US Foreign Policy

Lessons Learned for Stabilization in Syria

in Program

The Syrian conflict poses enormous challenges for US policy and for US efforts to engage with affected Syrians, including through stabilization projects. Ongoing violence in which civilians are actively targeted shows no sign of abating. As US efforts at stabilization and transition in Syria move forward in 2014, Syria’s complex conflict will continue to pose a significant set of challenges for the United States. A deeper examination of “lessons learned” from previous US experiences with conflict stabilization could provide valuable insights for Syria. Gaining deeper understanding into both successes and failures in cases including Afghanistan, Iraq and the Balkans holds particular merit. Ideally, these lessons learned should help to improve the effectiveness of stabilization and transition efforts in Syria and avoid the pitfalls of past stabilization experiences.

The newly established Center for Applied Research on Conflict (ARC) at the U.S. Institute of Peace (USIP) invited the Stimson Center to organize and lead the Lessons Learned for Stabilization in Syria project. Stimson established a working group comprised of experts with a broad range of expertise and skills to advise Stimson’s Syria expert Mona Yacoubian, who authored the report.
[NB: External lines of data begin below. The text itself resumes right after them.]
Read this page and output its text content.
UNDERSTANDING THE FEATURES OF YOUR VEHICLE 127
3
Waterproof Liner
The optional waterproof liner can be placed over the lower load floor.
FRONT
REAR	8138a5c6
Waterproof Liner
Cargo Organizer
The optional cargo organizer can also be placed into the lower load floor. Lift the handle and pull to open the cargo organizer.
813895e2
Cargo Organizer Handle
Working group members encompassed a wide range of institutional and country experience, and some have worked directly on Syria-related projects funded by the US government.

The Lessons Learned for Stabilization in Syria report is not intended to review current programming for affected populations in Syria, nor to provide operational guidance or develop ideas for specific stabilization programs. It is also not intended to assess current US policy, or to devise a new “grand strategy” for Syria. Rather, the project focuses on developing critical insights from past stabilization efforts for policy makers as they contend with the daunting challenges of engaging affected populations in war-torn Syria.